I ran into the lead who yelled at me about three years later, in another city, outside of a hospital. He smiled and was excited to see me. He was very nice. He gave me his number and said we should get together for lunch sometime to catch up. I took his number and then deleted it because I will never call, but it made me feel better to have a not-nasty interaction, and I didn’t want to ruin it by saying no. Life is funny like that sometimes, random but seemingly orchestrated. We still did that hard thing together, and I appreciate the closure.
Review
This piece is heart-wrenching, deeply personal, and painfully relatable for anyone who has worked in healthcare. The public saw COVID as a crisis of infection control, but healthcare workers saw it as a crisis of human abandonment. COVID didn’t just kill people—it exposed every weak point in medical care, long-term care, and social responsibility.
The nursing home is a horror show of neglect, but not because people wanted to abandon patients—it happened because the system crumbled under fear and lack of support. The woman who suffered a stroke in silence is a turning point in the story—the moment when the narrator fully realizes the depth of helplessness in emergency medicine.

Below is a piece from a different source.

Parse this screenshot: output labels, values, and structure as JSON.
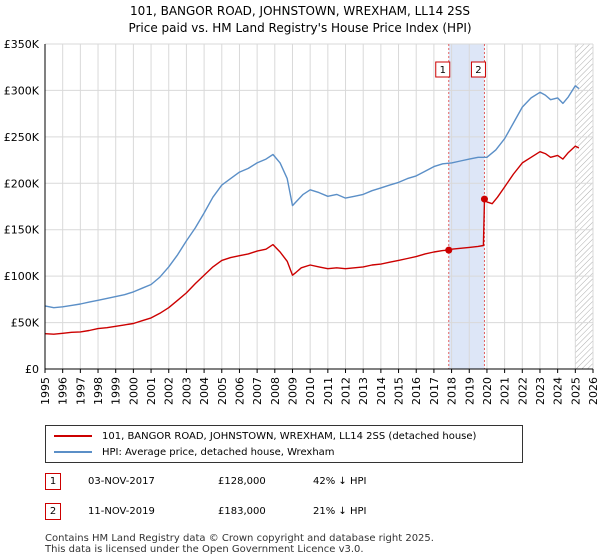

This piece offers a brutally honest look at the healthcare system during COVID—its failures, its ethical dilemmas, and the impossible situations healthcare workers were forced into. We rely on teamwork to make hard jobs bearable, but burnout and exhaustion can turn coworkers against each other, creating unnecessary cruelty in already cruel situations.
The narrator’s anger is justified, but what makes the story so powerful is how they process it—not just as bitterness, but as a reflection on the way people fail each other under stress.
The ending is unexpectedly profound—the narrator doesn’t get an apology, but they take what little closure life offers and accept it. Sometimes, we don’t get revenge, we don’t get apologies—but we do get to move on. It’s an honest, mature, and deeply human resolution.